All the various processes started by Ray inherit no_proxy. I dunno how, but they do. You do need to set no_proxy on all machines involved, though, with the numerical IP addresses of all machines involved (comma-separated), including its own. Remember that the IP address by which one machine can find another machine is not necessarily the same IP address that hostname -i brings up on the target machine.

You might not know in advance the IP address of every machine that will be joining. But you could probably brute-force that by just adding every IP address ending in a number to no_proxy:

no_proxy="0,1,2,3,4,5,6,7,8,9,$no_proxy" python test_actors.py

(Presumably, the problem only happens because we’re using raw numerical IP addresses; presumably, no_proxy is already set to cover all relevant domains.) We could add that to the documentation as a recommendation to just always do.

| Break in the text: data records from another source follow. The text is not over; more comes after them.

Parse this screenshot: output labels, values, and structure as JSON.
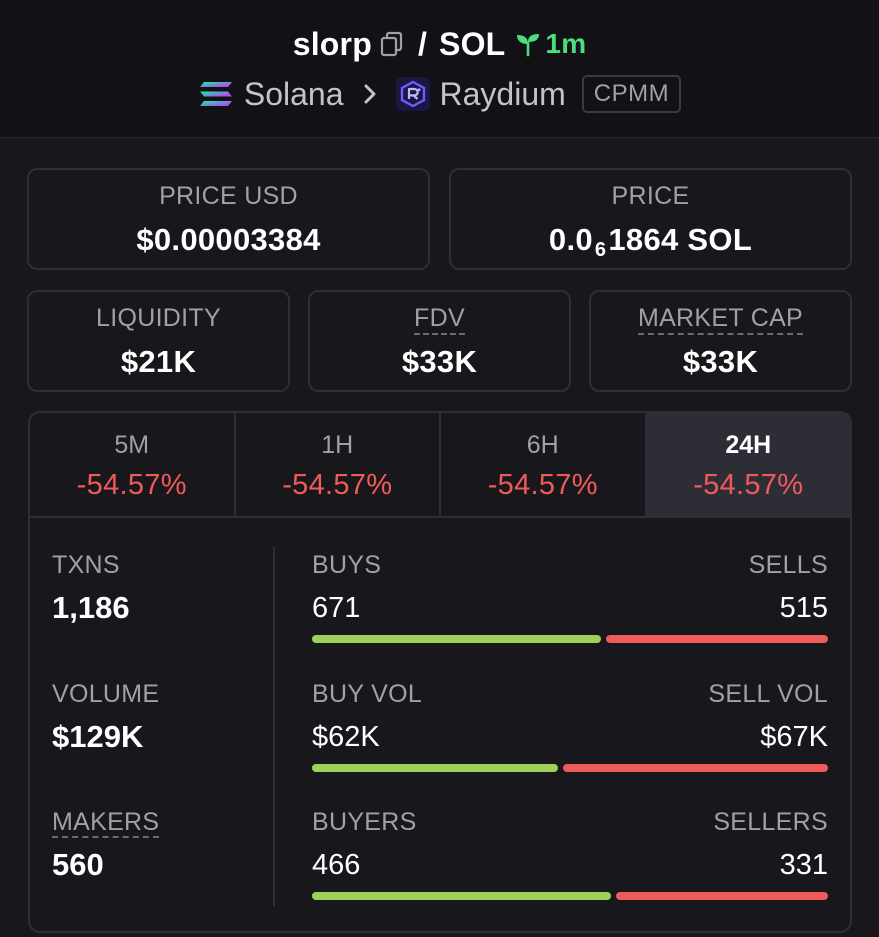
{
  "header": {
    "token": "slorp",
    "slash": "/",
    "quote": "SOL",
    "age": "1m",
    "chain": "Solana",
    "dex": "Raydium",
    "pool_type": "CPMM"
  },
  "cards": {
    "price_usd": {
      "label": "PRICE USD",
      "value": "$0.00003384"
    },
    "price": {
      "label": "PRICE",
      "value_prefix": "0.0",
      "value_sub": "6",
      "value_suffix": "1864 SOL"
    },
    "liquidity": {
      "label": "LIQUIDITY",
      "value": "$21K"
    },
    "fdv": {
      "label": "FDV",
      "value": "$33K"
    },
    "market_cap": {
      "label": "MARKET CAP",
      "value": "$33K"
    }
  },
  "tabs": [
    {
      "label": "5M",
      "change": "-54.57%"
    },
    {
      "label": "1H",
      "change": "-54.57%"
    },
    {
      "label": "6H",
      "change": "-54.57%"
    },
    {
      "label": "24H",
      "change": "-54.57%",
      "active": true
    }
  ],
  "metrics": {
    "txns": {
      "label": "TXNS",
      "value": "1,186"
    },
    "volume": {
      "label": "VOLUME",
      "value": "$129K"
    },
    "makers": {
      "label": "MAKERS",
      "value": "560"
    }
  },
  "splits": {
    "txns": {
      "buy_label": "BUYS",
      "sell_label": "SELLS",
      "buy_value": "671",
      "sell_value": "515",
      "buy_ratio": 0.5658
    },
    "volume": {
      "buy_label": "BUY VOL",
      "sell_label": "SELL VOL",
      "buy_value": "$62K",
      "sell_value": "$67K",
      "buy_ratio": 0.4806
    },
    "makers": {
      "buy_label": "BUYERS",
      "sell_label": "SELLERS",
      "buy_value": "466",
      "sell_value": "331",
      "buy_ratio": 0.5847
    }
  },
  "colors": {
    "buy": "#9ed15a",
    "sell": "#ef5a5a",
    "age": "#4ade80"
  }
}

I’m not sure what to do about this with respect to the port-checking documentation. netcat and nmap (natually, I think?) completely ignore http_proxy and https_proxy for non-HTTP traffic. (This isn’t HTTP traffic, is it? This is a metric-export thing and that’s why it happens even with the dashboard disabled? I’m not sure why gRPC is using the proxy settings. I’m guessing there are some kind of gRPC-over-HTTP shenanigans going on, for some reason?)

(Okay, I guess they just always ignore proxy settings.

$ http_proxy=http://some.random.proxy:80 https_proxy=http://some.random.proxy:80 nc -vv -z www.google.com 80
Connection to www.google.com 80 port [tcp/http] succeeded!
$ http_proxy=http://some.random.proxy:80 https_proxy=http://some.random.proxy:80 nmap -p 80 www.google.com
PORT   STATE SERVICE
80/tcp open  http

I still don’t get why gRPC is using the proxy. I assume this is dashboard-specific somehow, since nothing else goes wrong if you run http_proxy=http://some.imaginary.proxy:80 https_proxy=http://some.imaginary.proxy:80 python test_actors.py, just the dashboard thing. You even still get the correct answer, despite the error messages the dashboard is spitting out.)

(To be clear, if you literally use an imaginary proxy like http://some.random.proxy:80, you’ll get a different error message. But the computation will still go through, so it’s only the dashboard gRPC thing that’s looking at http_proxy.)

In any case, we could have an error message that gives the IP and port that failed to reach, possibly with a suggestion to add them to no_proxy.

3reactions

rkooo567commented, Nov 11, 2020

This looks like a bad bug. @mfitton can you take a look at it?